In the first, ‘Anthropological Wormholes: From Pederasts to Female Husbands’, Zabus provides ‘cautionary tales around the instabilities and at times the inappropriateness of terminology around Sub-Saharan African same-sex relations’ (16). Although expressions and phrases describing same-sex activities appear in at least 50 Sub-Saharan African languages, these are not procrustean in their designations; and although imported words like ‘gay’, ‘lesbian’, ‘homosexual’, and ‘queer’, are employed, they ‘come with a hurtling conglomerate of indigenous and other designations and their corollary practices’ (16). Zabus further notes that ‘the imported words are not always understood or are construed differently’ (16), so that non-Africans must tread cautiously when encountering terms that they might consider comfortingly accessible. Naming a thing does not make it so, and Zabus exposes ‘discourse-as-event’ while showing that ‘relationships such as those between female husbands and their partners and between boy-wives and their boss-boys in various Sub-Saharan African societies reach back to ancestral nexuses prior to the European colonization of Africa’ (50) – before, as Marc Epprecht argues, ‘Europeans introduced homophobia, not homosexuality, to Africa’ (20).

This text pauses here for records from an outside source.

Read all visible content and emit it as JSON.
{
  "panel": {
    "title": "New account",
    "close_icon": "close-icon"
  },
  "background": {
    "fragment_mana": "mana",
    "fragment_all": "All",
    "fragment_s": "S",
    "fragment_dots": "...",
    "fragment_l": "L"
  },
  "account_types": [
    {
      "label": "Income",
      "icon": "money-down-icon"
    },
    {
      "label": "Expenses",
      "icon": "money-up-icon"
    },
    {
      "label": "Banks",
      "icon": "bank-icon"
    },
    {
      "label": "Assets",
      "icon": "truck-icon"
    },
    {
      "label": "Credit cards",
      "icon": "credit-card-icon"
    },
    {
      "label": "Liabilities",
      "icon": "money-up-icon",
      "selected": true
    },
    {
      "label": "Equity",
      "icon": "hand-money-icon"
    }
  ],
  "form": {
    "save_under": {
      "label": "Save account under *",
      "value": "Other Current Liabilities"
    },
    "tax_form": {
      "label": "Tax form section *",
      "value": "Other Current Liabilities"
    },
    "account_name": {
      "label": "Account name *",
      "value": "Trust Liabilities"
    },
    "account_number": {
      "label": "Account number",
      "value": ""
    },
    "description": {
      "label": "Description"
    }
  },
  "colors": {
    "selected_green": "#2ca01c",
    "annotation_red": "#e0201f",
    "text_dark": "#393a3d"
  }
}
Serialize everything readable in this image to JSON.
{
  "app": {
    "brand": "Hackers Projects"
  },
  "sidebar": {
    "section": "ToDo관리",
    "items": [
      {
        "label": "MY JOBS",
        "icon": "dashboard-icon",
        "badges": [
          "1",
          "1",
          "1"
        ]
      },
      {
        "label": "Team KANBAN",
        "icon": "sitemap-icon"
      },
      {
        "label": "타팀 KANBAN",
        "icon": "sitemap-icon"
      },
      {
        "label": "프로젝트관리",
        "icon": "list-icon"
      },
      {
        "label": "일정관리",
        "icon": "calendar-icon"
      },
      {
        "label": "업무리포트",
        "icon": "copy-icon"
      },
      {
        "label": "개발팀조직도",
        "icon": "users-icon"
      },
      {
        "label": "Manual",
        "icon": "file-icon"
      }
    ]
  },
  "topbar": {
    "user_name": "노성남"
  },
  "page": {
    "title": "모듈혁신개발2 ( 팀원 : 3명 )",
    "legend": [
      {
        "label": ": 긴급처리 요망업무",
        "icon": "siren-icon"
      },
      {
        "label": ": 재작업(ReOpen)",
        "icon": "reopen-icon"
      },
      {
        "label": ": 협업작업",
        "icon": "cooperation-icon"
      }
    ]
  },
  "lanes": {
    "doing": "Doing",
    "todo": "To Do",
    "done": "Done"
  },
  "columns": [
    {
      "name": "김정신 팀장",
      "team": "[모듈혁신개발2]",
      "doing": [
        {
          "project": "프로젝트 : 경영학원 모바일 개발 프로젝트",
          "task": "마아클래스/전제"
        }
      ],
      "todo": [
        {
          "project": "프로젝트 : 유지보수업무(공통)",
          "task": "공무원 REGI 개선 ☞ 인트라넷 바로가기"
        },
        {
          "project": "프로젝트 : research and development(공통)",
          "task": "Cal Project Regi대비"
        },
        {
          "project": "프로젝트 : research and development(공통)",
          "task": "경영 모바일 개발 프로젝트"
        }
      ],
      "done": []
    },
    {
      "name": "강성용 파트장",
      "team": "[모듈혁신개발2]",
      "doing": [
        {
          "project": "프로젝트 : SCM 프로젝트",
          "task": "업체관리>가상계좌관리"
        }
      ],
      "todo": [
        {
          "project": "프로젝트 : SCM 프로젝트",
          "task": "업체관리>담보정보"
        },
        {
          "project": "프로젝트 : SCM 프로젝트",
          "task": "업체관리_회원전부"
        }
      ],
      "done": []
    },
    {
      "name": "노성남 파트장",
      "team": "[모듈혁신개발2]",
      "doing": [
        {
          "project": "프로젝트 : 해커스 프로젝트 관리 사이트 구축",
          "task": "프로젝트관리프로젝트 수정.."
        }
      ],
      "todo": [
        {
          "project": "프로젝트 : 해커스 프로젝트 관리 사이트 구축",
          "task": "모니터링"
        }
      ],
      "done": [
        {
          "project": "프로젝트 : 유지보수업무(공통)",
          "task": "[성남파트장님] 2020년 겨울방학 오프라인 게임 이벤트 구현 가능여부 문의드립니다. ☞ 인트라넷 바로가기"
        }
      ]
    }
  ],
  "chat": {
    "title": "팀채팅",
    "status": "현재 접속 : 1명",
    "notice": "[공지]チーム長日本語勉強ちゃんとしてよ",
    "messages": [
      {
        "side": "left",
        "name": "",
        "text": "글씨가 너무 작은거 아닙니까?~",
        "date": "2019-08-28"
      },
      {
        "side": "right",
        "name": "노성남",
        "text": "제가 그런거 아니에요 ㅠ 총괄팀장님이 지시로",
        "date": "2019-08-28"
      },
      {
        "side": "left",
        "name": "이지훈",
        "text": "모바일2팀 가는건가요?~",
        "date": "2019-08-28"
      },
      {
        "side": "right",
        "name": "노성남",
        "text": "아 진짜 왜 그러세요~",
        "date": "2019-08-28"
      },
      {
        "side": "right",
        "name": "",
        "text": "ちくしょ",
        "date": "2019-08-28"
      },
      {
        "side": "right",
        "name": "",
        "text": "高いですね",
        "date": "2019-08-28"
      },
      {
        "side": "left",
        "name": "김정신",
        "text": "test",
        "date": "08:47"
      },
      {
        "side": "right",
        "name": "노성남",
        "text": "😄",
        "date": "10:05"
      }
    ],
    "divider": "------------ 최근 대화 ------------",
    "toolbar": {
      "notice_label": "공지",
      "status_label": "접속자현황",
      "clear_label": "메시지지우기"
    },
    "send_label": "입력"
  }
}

The second chapter, ‘The Text that Dare not Speak its Name: Forging Male Colonial Intimacies’, tries with some success to imply an implicit shifting (emerging) of agency in colonised subjects through same-sex relations with the European, unequal though it basically remained. She notes that ‘in the second half of the nineteenth century, a true cult developed [in European writing] around brotherly companionship and the overall buddiness of mateship’ (53). She briefly notes Roger Casement's Black Diaries (not fully available till 1997), but focuses principally on Julien Viaud (aka Pierre Loti) and his notion of ‘situational homosexuality’ (61), and Henry Morton Stanley's My Kalulu, Prince, King and Slave: A Story of Central Africa (1873), suggesting Stanley's bisexuality. Along the way, Zabus demonstrates ‘the gradual shift [in European writing] from a discourse about the ‘act’ of sodomy to ‘the homosexual’, from a rhetoric of ‘vice’ to the identity politics of same-sex behaviour’ (65).